Milad Riyahi

milad

PhD summary

With no doubt, electrical energy is a critical aspect of contemporary life. Almost all the appliances that we use daily are somehow dependent on this energy. Not only, producing energy is an expensive procedure, also, the level of produced energy is not flexible. To this end, energy must always be produced higher than the peak to guarantee no network outage. Therefore, planning the energy consumption is an important research field. Shifting the load of the peak hours to the valley parts is a practical strategy to control energy consumption. In this way, the hours of consumption are scheduled instead of forcing consumers to reduce the level of their consumption. This complicated scheduling strategy, Load shifting, takes place under the umbrella of Demand-Side Management topic.

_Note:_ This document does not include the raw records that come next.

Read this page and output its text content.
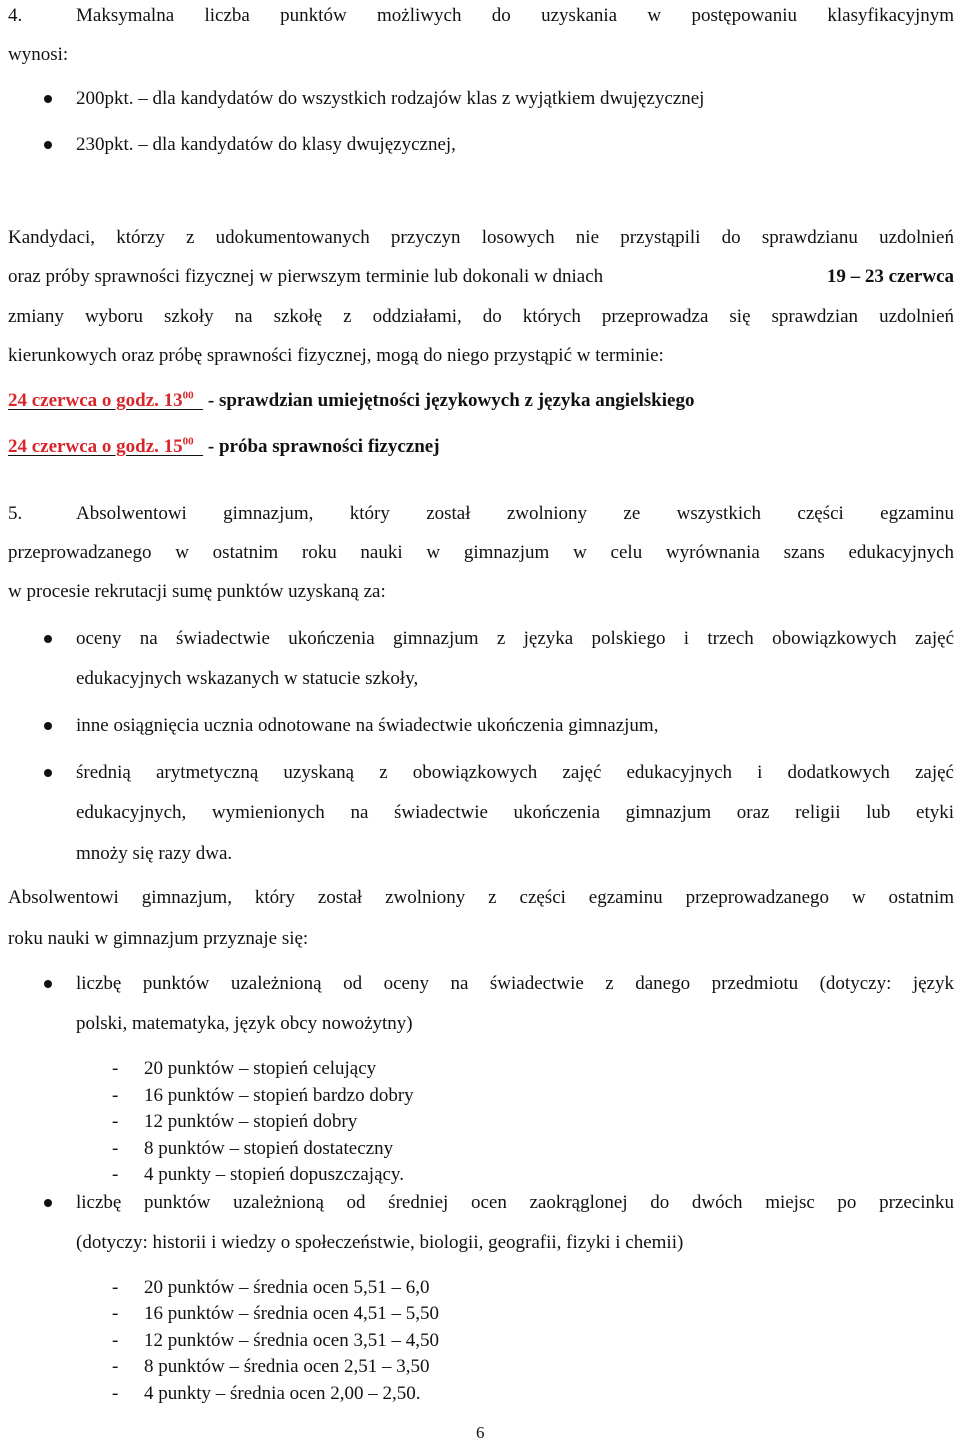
4.	Maksymalna liczba punktów możliwych do uzyskania w postępowaniu klasyfikacyjnym
wynosi:
200pkt. – dla kandydatów do wszystkich rodzajów klas z wyjątkiem dwujęzycznej
230pkt. – dla kandydatów do klasy dwujęzycznej,
Kandydaci, którzy z udokumentowanych przyczyn losowych nie przystąpili do sprawdzianu uzdolnień
oraz próby sprawności fizycznej w pierwszym terminie lub dokonali w dniach	19 – 23 czerwca
zmiany wyboru szkoły na szkołę z oddziałami, do których przeprowadza się sprawdzian uzdolnień
kierunkowych oraz próbę sprawności fizycznej, mogą do niego przystąpić w terminie:
24 czerwca o godz. $13^{00}$   - sprawdzian umiejętności językowych z języka angielskiego
24 czerwca o godz. $15^{00}$   - próba sprawności fizycznej
5.	Absolwentowi gimnazjum, który został zwolniony ze wszystkich części egzaminu
przeprowadzanego w ostatnim roku nauki w gimnazjum w celu wyrównania szans edukacyjnych
w procesie rekrutacji sumę punktów uzyskaną za:
oceny na świadectwie ukończenia gimnazjum z języka polskiego i trzech obowiązkowych zajęć
edukacyjnych wskazanych w statucie szkoły,
inne osiągnięcia ucznia odnotowane na świadectwie ukończenia gimnazjum,
średnią arytmetyczną uzyskaną z obowiązkowych zajęć edukacyjnych i dodatkowych zajęć
edukacyjnych, wymienionych na świadectwie ukończenia gimnazjum oraz religii lub etyki
mnoży się razy dwa.
Absolwentowi gimnazjum, który został zwolniony z części egzaminu przeprowadzanego w ostatnim
roku nauki w gimnazjum przyznaje się:
liczbę punktów uzależnioną od oceny na świadectwie z danego przedmiotu (dotyczy: język
polski, matematyka, język obcy nowożytny)
- 20 punktów – stopień celujący
- 16 punktów – stopień bardzo dobry
- 12 punktów – stopień dobry
- 8 punktów – stopień dostateczny
- 4 punkty – stopień dopuszczający.
liczbę punktów uzależnioną od średniej ocen zaokrąglonej do dwóch miejsc po przecinku
(dotyczy: historii i wiedzy o społeczeństwie, biologii, geografii, fizyki i chemii)
- 20 punktów – średnia ocen 5,51 – 6,0
- 16 punktów – średnia ocen 4,51 – 5,50
- 12 punktów – średnia ocen 3,51 – 4,50
- 8 punktów – średnia ocen 2,51 – 3,50
- 4 punkty – średnia ocen 2,00 – 2,50.
6
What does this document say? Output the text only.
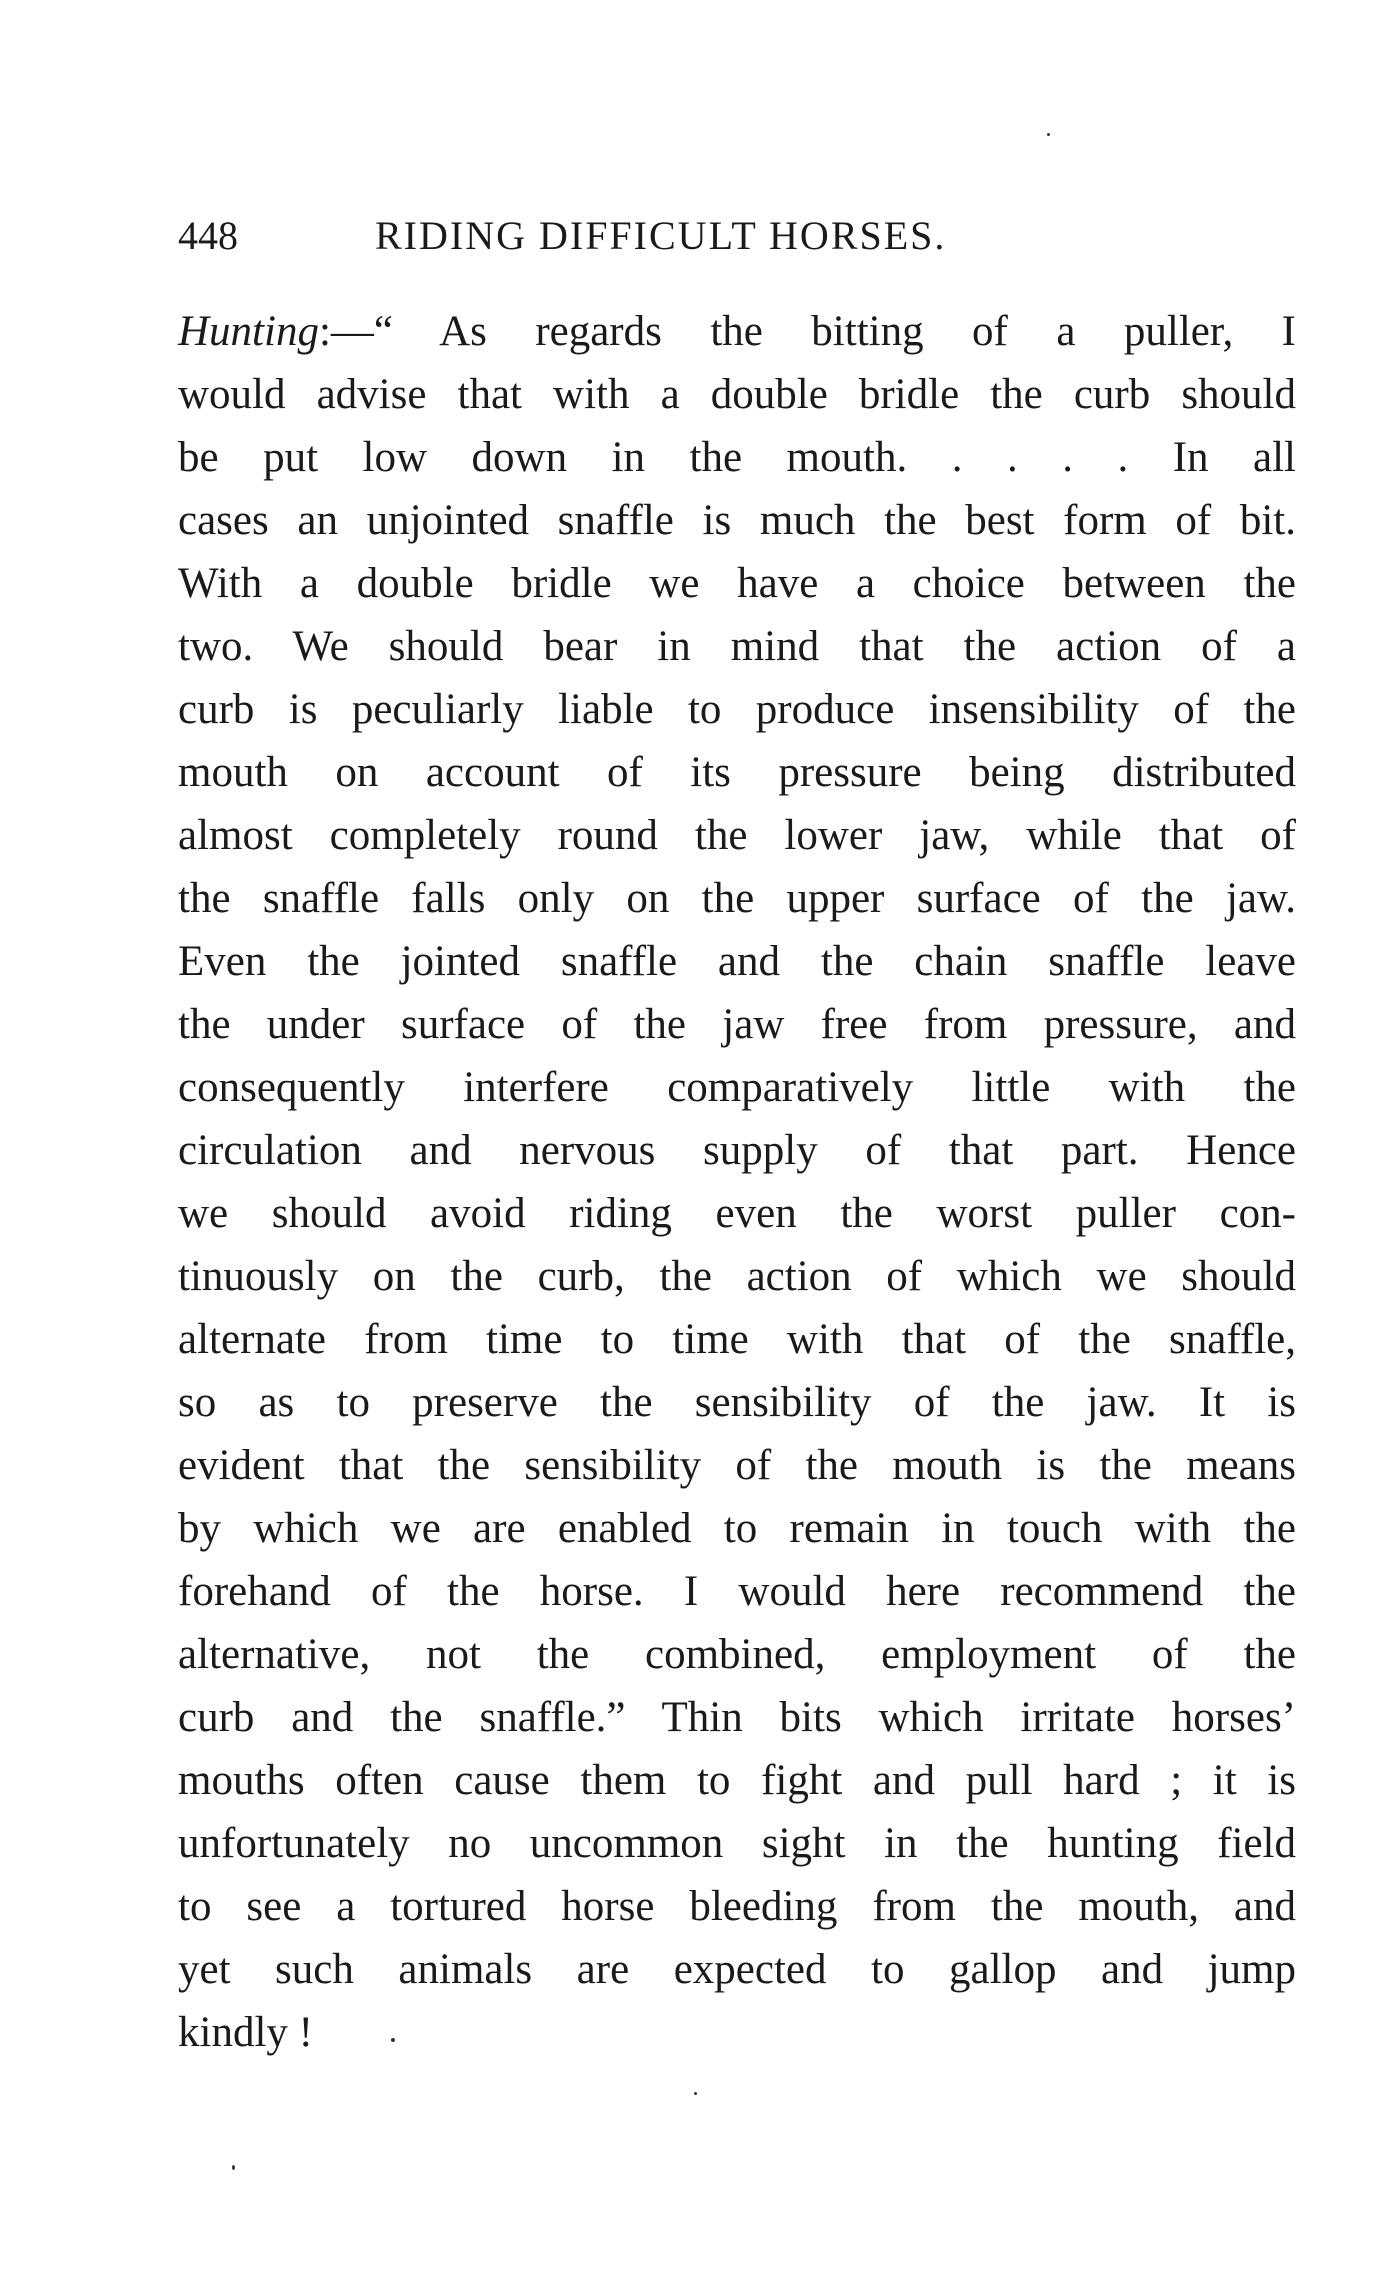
448	RIDING DIFFICULT HORSES.
Hunting:—“ As regards the bitting of a puller, I
would advise that with a double bridle the curb should
be put low down in the mouth. . . . . In all
cases an unjointed snaffle is much the best form of bit.
With a double bridle we have a choice between the
two. We should bear in mind that the action of a
curb is peculiarly liable to produce insensibility of the
mouth on account of its pressure being distributed
almost completely round the lower jaw, while that of
the snaffle falls only on the upper surface of the jaw.
Even the jointed snaffle and the chain snaffle leave
the under surface of the jaw free from pressure, and
consequently interfere comparatively little with the
circulation and nervous supply of that part. Hence
we should avoid riding even the worst puller con-
tinuously on the curb, the action of which we should
alternate from time to time with that of the snaffle,
so as to preserve the sensibility of the jaw. It is
evident that the sensibility of the mouth is the means
by which we are enabled to remain in touch with the
forehand of the horse. I would here recommend the
alternative, not the combined, employment of the
curb and the snaffle.” Thin bits which irritate horses’
mouths often cause them to fight and pull hard ; it is
unfortunately no uncommon sight in the hunting field
to see a tortured horse bleeding from the mouth, and
yet such animals are expected to gallop and jump
kindly !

In my Ph.D. research, I am trying to establish a controller to find a proper scheduled consumption plan, which satisfies the requests of consumers while reducing the overall produced energy. This controller receives data of consumers as input and produces a consumption plan as the output. The infrastructure of the controller will be based on intelligent techniques like machine learning, deep learning, and meta-heuristic optimization algorithms.

Biography

My scientific journey started in 2004 when I was accepted to Computer Science program at Mazandaran University, Iran. Although, I very much appreciated the whole program, I was most excited about a course on Artificial Intelligence. My interest in Artificial Intelligence also determined the direction of my subsequence graduate studies at Shahid Bahonar University of Kerman, Iran. Through my graduate studies, next to researching on so-called meta-heuristic algorithms, I mastered the mathematical programming environment MATLAB. Even after graduation, I remained involved with AI topics and I did different research in this field. During all these years, I had the chance of learning and researching on different branches of AI from meta-heuristic algorithms to learnings, from fuzzy sets to machine vision, and from scheduling problems to smart grids. Hopefully, I was fortunate enough to win a Marie Curie co-fund scholarship to pursue my Ph.D. Thanks to this program I had the chance of joining Robolabo team at Universidad Politecnico de Madrid and Repsol company. In this position, I am supposed to save energy by the means of designing a controller based on artificial intelligence.